Pediatric Lokomat® Walking Therapy
We been examining and tracking the effects of this therapy for adults for years and continues to focus on new research and clinical trials that provide more data on this treatment. In an early study conducted in Europe examining the use of Lokomat therapy for children with CP, results indicated an improvement in walking speed and in gross-motor function. The therapy was also rated “excellent” in providing motivation for carrying out therapy among a majority of children, while there was also a very high level of approval from the therapy team and parents.

Questions

What are the criteria for using the Pediatric Lokomat?

All patients must undergo an evaluation by an RIC physician and physical therapist before being recommended for the Lokomat.

The following information can be used as a guideline for patients and family members interested in RIC’s services:

•             Age: Minimum age typically 4 years; Lokomat is available for older children and adults
•             Diagnoses:  Central gait impairment secondary to cerebral palsy or malformations, spinal cord injury, stroke, traumatic brain injury or Guillain-Barre’ Syndrome
•             Over Ground Walking:  Achieving over ground walking ability; presents some stepping pattern in supported gait
•             Cognition:  Ability to follow single step commands and to signal fear, pain or discomfort
•             Femur Length:  Femur length must be 21 centimeters

Contraindications

Are there conditions that would prevent a patient from using the Lokomat

The following issues may prevent a patient from being eligible for services in the Lokomat:

•             Spasticity:  Severe spasticity requires a trial test Lokomat session
•             Cardiovascular issues:  Cardiovascular instability or thromboembolic disease are contraindications
•             Bone Issues:  Fractures, osseous instabilities, osteoporosis, scoliosis greater than 20 degrees are contraindications
•             Skin: Unhealed skin lesions in the trunk or lower extremities are contraindications
•             Musculoskeletal issues:  Weight-bearing restrictions are a contraindication
•             Neurological comorbidities: Acute or progressive neurological disorders are a contraindication
•             Ventilators: Ventilator dependency is a contraindication
•             Intravenous Drip: Intravenous drip is a contraindication
•             Behavior: Aggressive or self harming behavior is a contraindication

How often does a person need to participate in robot-assisted walking therapy?
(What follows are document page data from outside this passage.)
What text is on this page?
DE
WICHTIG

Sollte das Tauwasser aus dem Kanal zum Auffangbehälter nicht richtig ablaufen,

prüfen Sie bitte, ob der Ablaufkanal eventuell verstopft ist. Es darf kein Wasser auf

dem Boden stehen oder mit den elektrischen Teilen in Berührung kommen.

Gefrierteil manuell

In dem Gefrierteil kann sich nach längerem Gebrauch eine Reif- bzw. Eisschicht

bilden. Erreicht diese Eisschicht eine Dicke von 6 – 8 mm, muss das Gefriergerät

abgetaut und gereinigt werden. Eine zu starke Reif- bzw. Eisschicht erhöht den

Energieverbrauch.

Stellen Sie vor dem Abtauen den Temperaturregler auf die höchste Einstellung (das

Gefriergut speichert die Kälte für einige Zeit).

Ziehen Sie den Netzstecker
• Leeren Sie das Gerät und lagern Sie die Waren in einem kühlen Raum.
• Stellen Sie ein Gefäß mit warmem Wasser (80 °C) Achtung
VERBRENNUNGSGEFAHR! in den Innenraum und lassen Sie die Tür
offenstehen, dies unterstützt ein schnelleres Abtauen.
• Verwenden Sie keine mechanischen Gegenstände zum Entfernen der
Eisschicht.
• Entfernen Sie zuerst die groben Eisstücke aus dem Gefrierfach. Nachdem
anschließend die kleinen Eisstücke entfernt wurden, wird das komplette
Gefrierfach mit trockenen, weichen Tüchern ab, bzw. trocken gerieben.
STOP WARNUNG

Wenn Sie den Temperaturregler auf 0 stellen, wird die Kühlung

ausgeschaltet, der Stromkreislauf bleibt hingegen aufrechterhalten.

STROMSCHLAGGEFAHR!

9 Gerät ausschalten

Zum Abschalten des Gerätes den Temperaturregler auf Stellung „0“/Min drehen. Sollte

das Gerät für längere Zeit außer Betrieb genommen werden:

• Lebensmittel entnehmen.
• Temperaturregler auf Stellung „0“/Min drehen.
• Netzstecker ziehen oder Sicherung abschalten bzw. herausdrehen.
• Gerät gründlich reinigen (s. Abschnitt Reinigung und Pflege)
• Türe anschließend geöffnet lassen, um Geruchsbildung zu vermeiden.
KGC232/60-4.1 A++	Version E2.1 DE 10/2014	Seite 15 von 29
The effectiveness of robot-assisted walking therapy varies from person to person, so patients should be able to commit to a minimum of 60 minutes of therapy per day, three days per week, for four weeks. Periodic evaluations will be conducted to determine if more sessions would be helpful in achieving the maximum benefit.

Are the results of robot-assisted walking therapy guaranteed?
No, the results of robot-assisted walking therapy or any other type of therapy are not guaranteed. However, during the course of therapy, periodic evaluations will be conducted to measure improvement and determine if more sessions may help to achieve the maximum benefit.